Not that you'd think it, but Star Wars: Battlefront is actually an incredibly simple game indeed. Draw a straight line from noughts and crosses, through Combat on the Atari 2600, taking a slight detour for a quick game of Holo-Chess on board the Millennium Falcon, and you'll arrive at here sooner than expected.
Sure, it might sound complicated - (take a deep breath) two sides fight for ownership of a vast playing field by attempting to win control of a number of Command Points, which act as bases from which troops can respawn, the battle only ending when either (a) all of the Command Points have been won by the same side, or (b) a faction has run out of reinforcements - but scrape through this thin pseudo-tactical veneer and you'll soon realise there's nothing here to overly worry your inner buffoon. Dimwits rejoice: if Knights Of The Old Republic brought the first truly great Stars War game to the polo-necked elite, Battlefront is set to do likewise for the common man in the street.

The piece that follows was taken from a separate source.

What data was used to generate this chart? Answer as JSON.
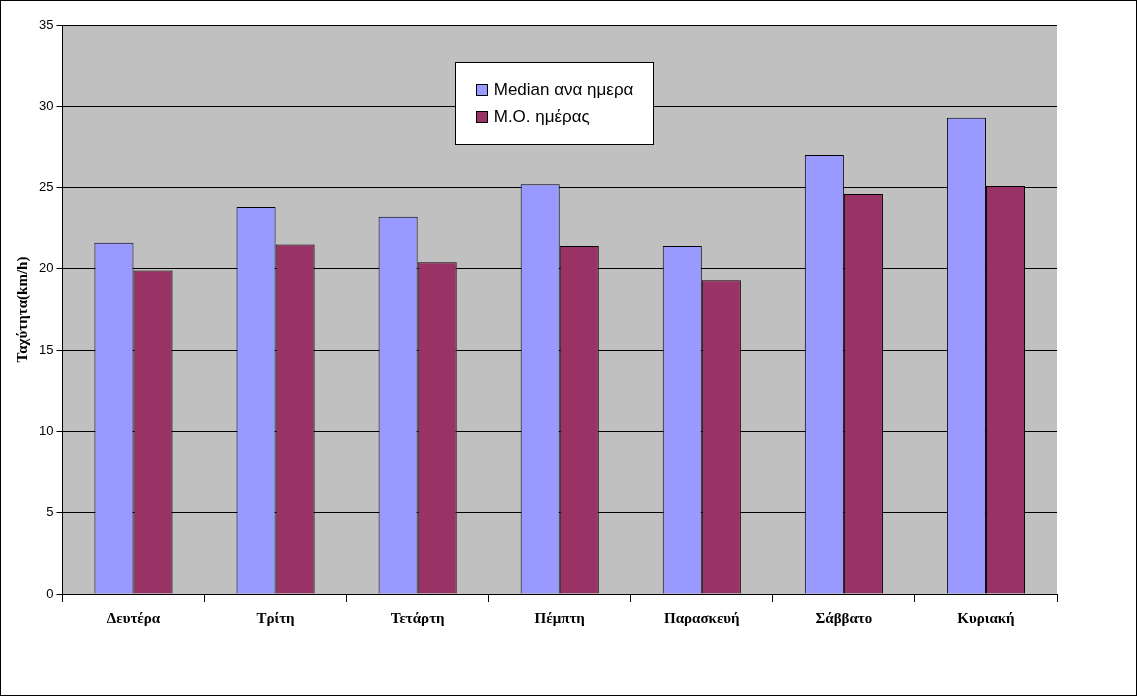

Truth is, there's nothing particularly original here. In fact, there's nothing original at all, Battlefront being a DJ LucasArts remix of Battlefield: 1942, a PC action-strategy game that thousands of people played and hundreds modded into a string of new games. What makes Battlefront such a special game isn't the gameplay or the Star Wars licence, it's the beautiful integration of the two. In short, Battlefront is way, way, way more than the sum of its parts.
Grunt Of The Litter
Part of the genius is, you're not the hero, you're just another grunt. Were Battlefront a movie, you'd be credited as 'Tie-Fighter Pilot With Hole In Trousers'. The effect this has is to make you feel more involved at a grassroots level in the Star Wars universe than you've ever felt before. It all seems so freakishly real, from the smallest Ewok to the tallest AT-AT.
It helps massively that the environments have been splattered to saturation point in painstaking, Lucas-approved detail. Run past the bar on Mos Eisley and you'll hear the band inside working through their signature Cantina Theme; soft-trot over the wastelands of Tatooine and you'll see the Sarlacc (that giant sand-hole thing) plucking Tuscan Raiders from the air as though they were thick, black nasal hairs. Suffice to say, in Battlefront, Star Wars Stuff You'll Recognise is everywhere.

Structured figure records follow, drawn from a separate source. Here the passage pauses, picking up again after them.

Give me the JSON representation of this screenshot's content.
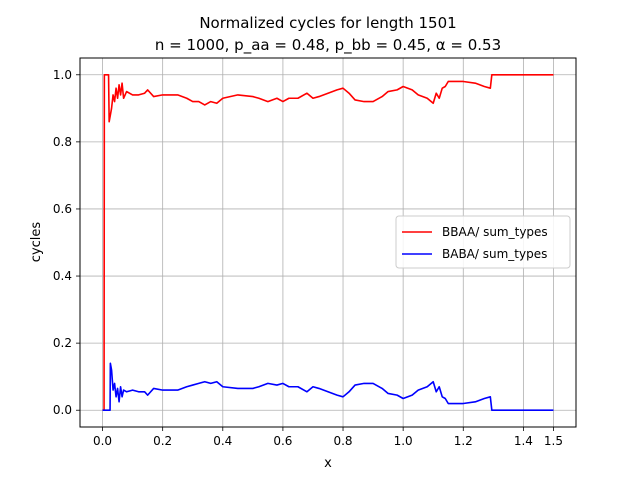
{
  "chart_data": {
    "type": "line",
    "title": "Normalized cycles for length 1501",
    "subtitle": "n = 1000, p_aa = 0.48, p_bb = 0.45, α = 0.53",
    "xlabel": "x",
    "ylabel": "cycles",
    "xlim": [
      -0.075,
      1.575
    ],
    "ylim": [
      -0.05,
      1.05
    ],
    "x_ticks": [
      0.0,
      0.2,
      0.4,
      0.6,
      0.8,
      1.0,
      1.2,
      1.4,
      1.5
    ],
    "x_tick_labels": [
      "0.0",
      "0.2",
      "0.4",
      "0.6",
      "0.8",
      "1.0",
      "1.2",
      "1.4",
      "1.5"
    ],
    "y_ticks": [
      0.0,
      0.2,
      0.4,
      0.6,
      0.8,
      1.0
    ],
    "y_tick_labels": [
      "0.0",
      "0.2",
      "0.4",
      "0.6",
      "0.8",
      "1.0"
    ],
    "grid": true,
    "legend_position": "center-right",
    "series": [
      {
        "name": "BBAA/ sum_types",
        "color": "#ff0000",
        "points": [
          [
            0.0,
            0.0
          ],
          [
            0.005,
            0.0
          ],
          [
            0.006,
            1.0
          ],
          [
            0.02,
            1.0
          ],
          [
            0.022,
            0.86
          ],
          [
            0.03,
            0.9
          ],
          [
            0.035,
            0.94
          ],
          [
            0.04,
            0.92
          ],
          [
            0.045,
            0.96
          ],
          [
            0.05,
            0.93
          ],
          [
            0.055,
            0.97
          ],
          [
            0.06,
            0.94
          ],
          [
            0.065,
            0.975
          ],
          [
            0.07,
            0.93
          ],
          [
            0.08,
            0.95
          ],
          [
            0.1,
            0.94
          ],
          [
            0.12,
            0.94
          ],
          [
            0.14,
            0.945
          ],
          [
            0.15,
            0.955
          ],
          [
            0.17,
            0.935
          ],
          [
            0.2,
            0.94
          ],
          [
            0.25,
            0.94
          ],
          [
            0.28,
            0.93
          ],
          [
            0.3,
            0.92
          ],
          [
            0.32,
            0.92
          ],
          [
            0.34,
            0.91
          ],
          [
            0.36,
            0.92
          ],
          [
            0.38,
            0.915
          ],
          [
            0.4,
            0.93
          ],
          [
            0.45,
            0.94
          ],
          [
            0.5,
            0.935
          ],
          [
            0.52,
            0.93
          ],
          [
            0.55,
            0.92
          ],
          [
            0.58,
            0.93
          ],
          [
            0.6,
            0.92
          ],
          [
            0.62,
            0.93
          ],
          [
            0.65,
            0.93
          ],
          [
            0.68,
            0.945
          ],
          [
            0.7,
            0.93
          ],
          [
            0.72,
            0.935
          ],
          [
            0.75,
            0.945
          ],
          [
            0.78,
            0.955
          ],
          [
            0.8,
            0.96
          ],
          [
            0.82,
            0.945
          ],
          [
            0.84,
            0.925
          ],
          [
            0.87,
            0.92
          ],
          [
            0.9,
            0.92
          ],
          [
            0.93,
            0.935
          ],
          [
            0.95,
            0.95
          ],
          [
            0.98,
            0.955
          ],
          [
            1.0,
            0.965
          ],
          [
            1.03,
            0.955
          ],
          [
            1.05,
            0.94
          ],
          [
            1.08,
            0.93
          ],
          [
            1.1,
            0.915
          ],
          [
            1.11,
            0.945
          ],
          [
            1.12,
            0.93
          ],
          [
            1.13,
            0.96
          ],
          [
            1.14,
            0.965
          ],
          [
            1.15,
            0.98
          ],
          [
            1.2,
            0.98
          ],
          [
            1.24,
            0.975
          ],
          [
            1.27,
            0.965
          ],
          [
            1.29,
            0.96
          ],
          [
            1.295,
            1.0
          ],
          [
            1.5,
            1.0
          ]
        ]
      },
      {
        "name": "BABA/ sum_types",
        "color": "#0000ff",
        "points": [
          [
            0.0,
            0.0
          ],
          [
            0.025,
            0.0
          ],
          [
            0.026,
            0.14
          ],
          [
            0.03,
            0.12
          ],
          [
            0.035,
            0.06
          ],
          [
            0.04,
            0.08
          ],
          [
            0.045,
            0.04
          ],
          [
            0.05,
            0.065
          ],
          [
            0.055,
            0.025
          ],
          [
            0.06,
            0.07
          ],
          [
            0.065,
            0.04
          ],
          [
            0.07,
            0.06
          ],
          [
            0.08,
            0.055
          ],
          [
            0.1,
            0.06
          ],
          [
            0.12,
            0.055
          ],
          [
            0.14,
            0.055
          ],
          [
            0.15,
            0.045
          ],
          [
            0.17,
            0.065
          ],
          [
            0.2,
            0.06
          ],
          [
            0.25,
            0.06
          ],
          [
            0.28,
            0.07
          ],
          [
            0.3,
            0.075
          ],
          [
            0.32,
            0.08
          ],
          [
            0.34,
            0.085
          ],
          [
            0.36,
            0.08
          ],
          [
            0.38,
            0.085
          ],
          [
            0.4,
            0.07
          ],
          [
            0.45,
            0.065
          ],
          [
            0.5,
            0.065
          ],
          [
            0.52,
            0.07
          ],
          [
            0.55,
            0.08
          ],
          [
            0.58,
            0.075
          ],
          [
            0.6,
            0.08
          ],
          [
            0.62,
            0.07
          ],
          [
            0.65,
            0.07
          ],
          [
            0.68,
            0.055
          ],
          [
            0.7,
            0.07
          ],
          [
            0.72,
            0.065
          ],
          [
            0.75,
            0.055
          ],
          [
            0.78,
            0.045
          ],
          [
            0.8,
            0.04
          ],
          [
            0.82,
            0.055
          ],
          [
            0.84,
            0.075
          ],
          [
            0.87,
            0.08
          ],
          [
            0.9,
            0.08
          ],
          [
            0.93,
            0.065
          ],
          [
            0.95,
            0.05
          ],
          [
            0.98,
            0.045
          ],
          [
            1.0,
            0.035
          ],
          [
            1.03,
            0.045
          ],
          [
            1.05,
            0.06
          ],
          [
            1.08,
            0.07
          ],
          [
            1.1,
            0.085
          ],
          [
            1.11,
            0.055
          ],
          [
            1.12,
            0.07
          ],
          [
            1.13,
            0.04
          ],
          [
            1.14,
            0.035
          ],
          [
            1.15,
            0.02
          ],
          [
            1.2,
            0.02
          ],
          [
            1.24,
            0.025
          ],
          [
            1.27,
            0.035
          ],
          [
            1.29,
            0.04
          ],
          [
            1.295,
            0.0
          ],
          [
            1.5,
            0.0
          ]
        ]
      }
    ]
  }
}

Thankfully, the maps don't just look great, they play beautifully. The most impressive thing here is the versatility - from rolling outdoor greenery-scape (prepare for a spirited bout of Gungan-slaying on Naboo) all the way round to anus-tight indoor battlefields in which the Command Points are within spitting distance of each other, Battlefront can do the lot. As with everything in-game, you'll have far more fun with the maps taken from the original three movies than you will with those from shit-arsed prequels The Phantom Menace and Attack Of The Clones. But you can blame George Lucas for that. So we do. Hourly.

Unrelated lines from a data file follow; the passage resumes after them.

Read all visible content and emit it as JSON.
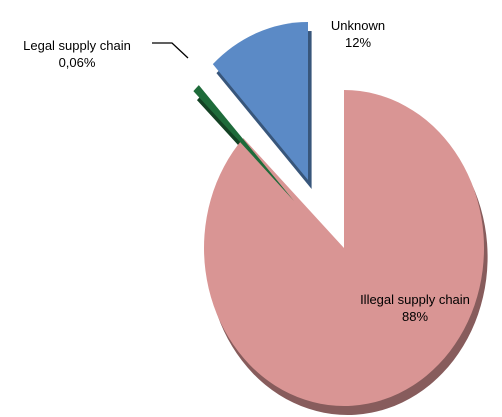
{
  "chart_data": {
    "type": "pie",
    "title": "",
    "exploded": true,
    "style": "3d-tilted",
    "slices": [
      {
        "label": "Illegal supply chain",
        "value": 88,
        "value_label": "88%",
        "color": "#d99594"
      },
      {
        "label": "Legal supply chain",
        "value": 0.06,
        "value_label": "0,06%",
        "color": "#1e6b3a"
      },
      {
        "label": "Unknown",
        "value": 12,
        "value_label": "12%",
        "color": "#5b8ac6"
      }
    ],
    "legend": "none"
  }
}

Considering this happy marriage of simple, thinky-shoot action and Star Wars mythology, it should come as no surprise that Battlefront is occasionally able to attain a Grand Theft Auto level of greatness, at which point it stops being 'just a game' and transforms into a infinitely expansive sandbox, a 16-valve anecdote generator able to pump out pub tales at an astonishing rate. "So there I was, battling four Stormtroopers in an ice-cave in Hoth, when who should I bump into but Luke Skywalker? Turns out he was flying home and decided to drop by. Anyway, he gets in a bit of trouble in combat and I end up coming to the rescue. And that's the story of how I saved the life of a Jedi, and thus the future of the galaxy. Landlord! Tizer!" No doubt about it, Battlefront is a game you'll phone people to talk about, a title with the potential to conjure up more memorable moments in one hour of play than Lucas is currently able to muster up in three years.